Yeah, so we looked at several things. The first thing we looked at is: Did this help students go to graduate school more often? I’ll just tell you the short answer – you know, it’s a much longer paper – but the short answer is no, it does not seem like more students were able to attend expensive programs as a result of this. And that’s true kind of overall, or for groups of students who are historically disadvantaged or not represented in higher education.

The next thing we find is we look and see if those students who are in graduate school, if they graduated more often. And the answer for that question is no, they didn’t graduate more often.

And then the last thing we look at is: Did this actually increase prices for graduate school? So this is a longstanding question in higher education. It’s called the “Bennett Hypothesis” after Department of Education Secretary [William Bennett]. The idea is if the government provides the subsidy, then maybe the schools are able to capture that money. And the way they do that is they’d raise their prices.

What did you find?

Yeah, we found that prices went up at programs that were more affected by this policy change. So prices went up pretty substantially.

Okay. Well, let me make sure I’ve got this summary then. So prices went up, debt load went up, but the ability of people from underserved communities did not increase. Am I correct? 

That’s right.

Well, I know that it’s beyond the scope of this report to make any policy recommendations and that sort of thing. But what are people to make of this, and what sort of conclusions should everyday folks draw from this?

I think it pushes me to want to think more carefully about how we fund higher education. Is increasing access to loans the best way to do this? Should we do this through other mechanisms, say, by bigger investments in states so that it reduces tuition? There’s just lots of ways to do this, and we’ve done it historically – recently, anyway – with a lot of loans. And the question is, is that the right way to do this?

You’re being awfully careful here to avoid saying “no, it is not the right way to go about this.” But it seems like the data is pointing in that direction. What other options would there be? 

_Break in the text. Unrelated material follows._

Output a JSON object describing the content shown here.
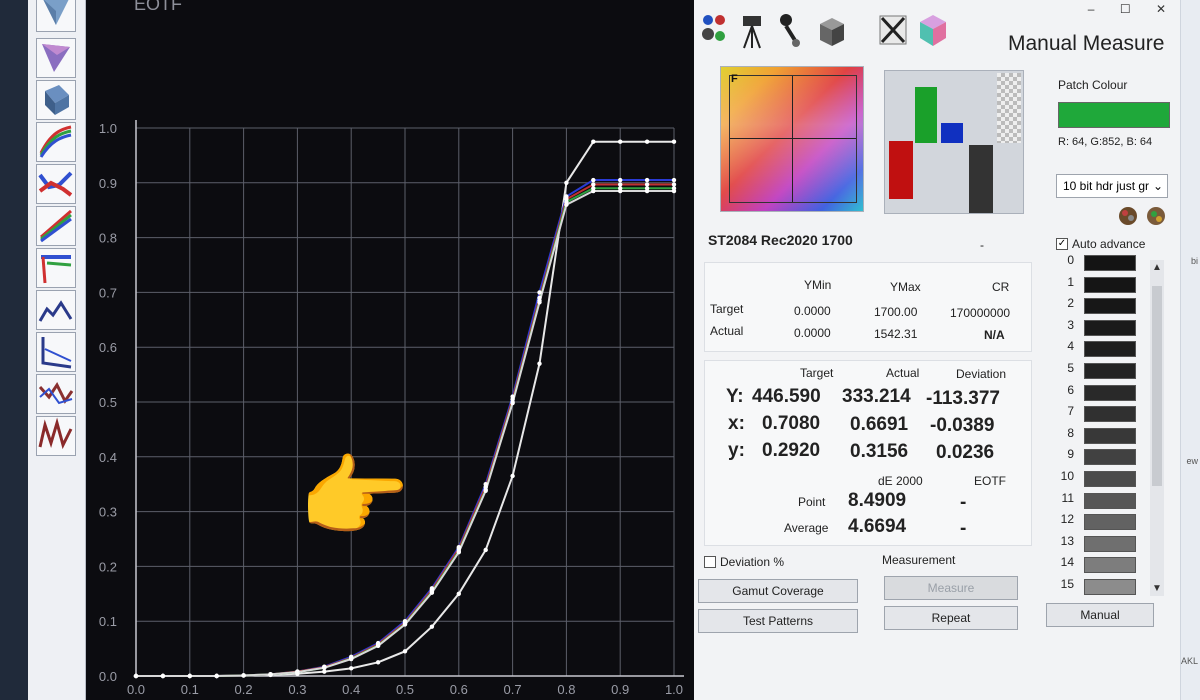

So other countries fund graduate school differently than the United States. So they say, “Oh, we really need nurses.” And so we’re going to – as a country or as a state or something like this – fund nurses. And that’s not on the students’ responsibility. That’s more of the country’s responsibility. That’s one way you could imagine doing that. There are issues with that system, too. So there’s no system that I think is like, you know, without some issues to think about.

But there are other ways you could do it. You could implement accountability for graduate programs – so make rules about how they receive funding, and so it’s tied to student performance or something like that. You could implement caps like they had prior to 2006. There’s a lot of policy options. All of them have benefits and costs, but that’s what I would always say as an economist.